Mes pas s'arrêtent, le silence s'installant dans la lumière pâle, alors que je ne sais pas si je désire réellement me tourner.

« Toutes ces crises me fatiguent. Bon nombre de fois tu as été prévenu, c'est aujourd'hui que tout s'arrête. »

Je serre les poings, souhaitant me contenir comme je le fais depuis si longtemps, et me tourne, lentement, tentant de feindre un calme déjà inexistant.

« Tu sais très bien que ce ne sont pas des crises. Vous savez que j'ai raison et ça vous fait peur.
- Peur ? Crois-tu sincèrement que tu pourrais faire peur à quiconque?
- Si ce n'était pas le cas, je ne serais pas enfermé ici depuis si longtemps. »

Malgré tous ses efforts, je vois bien qu'elle ne sait que répondre. Ils détestent tous ça, ils me détestent tous. Parce qu'ils savent parfaitement qu'au fond, j'ai raison. Ils ont réalisé depuis bien longtemps qu'ils ne sont que des pantins, que nous sommes tous de simples poupées dont l'existence ne tient qu'à un fil, triste et éphémère. Et ils se refusent tous à l'accepter. Ils refusent de voir que, malgré tout, nous ne valons guère plus que n'importe quel mortel.

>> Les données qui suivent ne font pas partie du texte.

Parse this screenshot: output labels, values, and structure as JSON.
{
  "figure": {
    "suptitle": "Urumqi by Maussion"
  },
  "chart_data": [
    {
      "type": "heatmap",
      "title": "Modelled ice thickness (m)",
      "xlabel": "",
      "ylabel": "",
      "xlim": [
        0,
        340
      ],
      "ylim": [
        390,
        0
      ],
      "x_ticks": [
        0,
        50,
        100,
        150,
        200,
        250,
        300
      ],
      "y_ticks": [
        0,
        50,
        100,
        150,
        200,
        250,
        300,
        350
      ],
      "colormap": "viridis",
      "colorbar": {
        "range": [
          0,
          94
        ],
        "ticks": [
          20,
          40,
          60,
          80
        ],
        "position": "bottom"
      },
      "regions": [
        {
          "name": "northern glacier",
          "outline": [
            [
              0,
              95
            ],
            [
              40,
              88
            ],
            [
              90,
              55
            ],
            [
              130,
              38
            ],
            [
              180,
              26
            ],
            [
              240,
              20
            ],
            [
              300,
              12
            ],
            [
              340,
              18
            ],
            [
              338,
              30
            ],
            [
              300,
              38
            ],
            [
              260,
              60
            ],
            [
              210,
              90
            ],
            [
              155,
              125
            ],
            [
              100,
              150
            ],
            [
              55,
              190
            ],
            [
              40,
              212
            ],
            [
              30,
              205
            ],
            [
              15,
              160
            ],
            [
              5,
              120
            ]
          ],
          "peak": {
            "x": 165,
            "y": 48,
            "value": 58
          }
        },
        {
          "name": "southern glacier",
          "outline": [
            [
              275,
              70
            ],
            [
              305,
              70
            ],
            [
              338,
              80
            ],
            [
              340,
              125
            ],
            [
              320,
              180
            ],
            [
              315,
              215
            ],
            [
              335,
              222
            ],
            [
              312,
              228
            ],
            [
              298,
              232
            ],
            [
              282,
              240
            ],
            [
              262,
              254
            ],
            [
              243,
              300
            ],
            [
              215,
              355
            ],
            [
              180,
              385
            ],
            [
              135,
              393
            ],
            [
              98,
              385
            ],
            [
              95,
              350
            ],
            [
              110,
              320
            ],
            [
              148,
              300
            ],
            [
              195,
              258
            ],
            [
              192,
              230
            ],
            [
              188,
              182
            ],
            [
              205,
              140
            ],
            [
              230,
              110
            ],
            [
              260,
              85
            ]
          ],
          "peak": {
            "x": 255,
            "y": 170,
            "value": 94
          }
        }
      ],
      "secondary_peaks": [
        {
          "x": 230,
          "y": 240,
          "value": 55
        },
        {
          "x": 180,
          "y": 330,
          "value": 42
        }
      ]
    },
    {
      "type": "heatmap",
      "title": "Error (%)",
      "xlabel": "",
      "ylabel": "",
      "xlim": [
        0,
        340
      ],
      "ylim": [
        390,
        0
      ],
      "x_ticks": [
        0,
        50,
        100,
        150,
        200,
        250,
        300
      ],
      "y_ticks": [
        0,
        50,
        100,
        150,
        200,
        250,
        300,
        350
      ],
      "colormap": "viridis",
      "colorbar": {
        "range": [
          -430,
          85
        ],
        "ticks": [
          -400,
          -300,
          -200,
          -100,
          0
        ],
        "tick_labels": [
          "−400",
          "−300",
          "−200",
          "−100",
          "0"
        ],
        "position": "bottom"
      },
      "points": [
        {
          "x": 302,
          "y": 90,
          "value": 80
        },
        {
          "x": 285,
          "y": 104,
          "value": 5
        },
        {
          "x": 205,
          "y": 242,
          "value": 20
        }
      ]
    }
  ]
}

« Tu finiras par regretter tes paroles. »

Brisant le silence, mon père s'avance, le regard sombre.

« Je ne regretterai rien, vous serez ceux dont les remords hanteront vos dérisoires existences. »

Soudainement, un bruit sourd retentit. Comme le bruit d'un marteau venant embrasser une planche, seul le silence s'en suit. Nous savons tous ce que cet ultime bruit signifie. A vrai dire, je m'y étais déjà préparé, je savais bien que ce jour finirais par naître, c'était plus qu'évident, je ne pouvais simplement pas dire exactement quand. Chaque fois qu'un ange pose problème, la sentence vient à être prononcée.
Malgré le caractère pourtant assez récurent de toutes ces séances devenant de plus en plus quotidiennes, les mêmes murmures parcourent la salle. Il est vrai que, d'après mes souvenirs tout du moins, ce sera la première fois qu'un archange subira une telle sentence. Habituellement, seuls les êtres les plus faibles osent s'opposer aux lois qui nous régissent, assoiffés de pouvoir, de reconnaissance ou de je ne sais quoi d'autre. En somme, rares sont ceux à posséder une bonne place et à tout de même se plaindre.
Et c'est sans le moindre doute pour cela que tous me méprisent. Chaque fois que je prononçais ce genre de discours, tous me regardaient, me détestaient, et malgré tout, je n'ai jamais arrêté. Et me voilà, aujourd'hui, face à l'ultime voix.

« Archange Elion, veuillez-vous avancer. »

Sans le moindre regard autour de moi, je fais ce qu'Il me demande. Tous ces bruits ont cessés, ils savent qu'en sa présence, rien ne doit avoir lieu, parce qu'ils le craignent tous, ils savent qu'Il est l'ultime pouvoir et qu'en un claquement de doigt, nous pourrions tous ne plus être que poussière. Et ils sont tous apeurés à cette idée.

« Pour vous punir de votre manque de noblesse et de reconnaissance envers votre créateur, vous devrez purger une peine de 186 jours humains parmi eux. Lorsque ce temps se sera écoulé, et que ce sablier se sera vidé, vous serez réintégrer à votre place si vous le souhaitez. Dans le cas contraire, et selon votre comportement durant votre exil, vous vous verrez démunis de vos fonctions. D'ici à ce que le procès reprenne, toute trace de votre présence céleste sera effacée, mais votre sagesse se devra d'être retrouvée. »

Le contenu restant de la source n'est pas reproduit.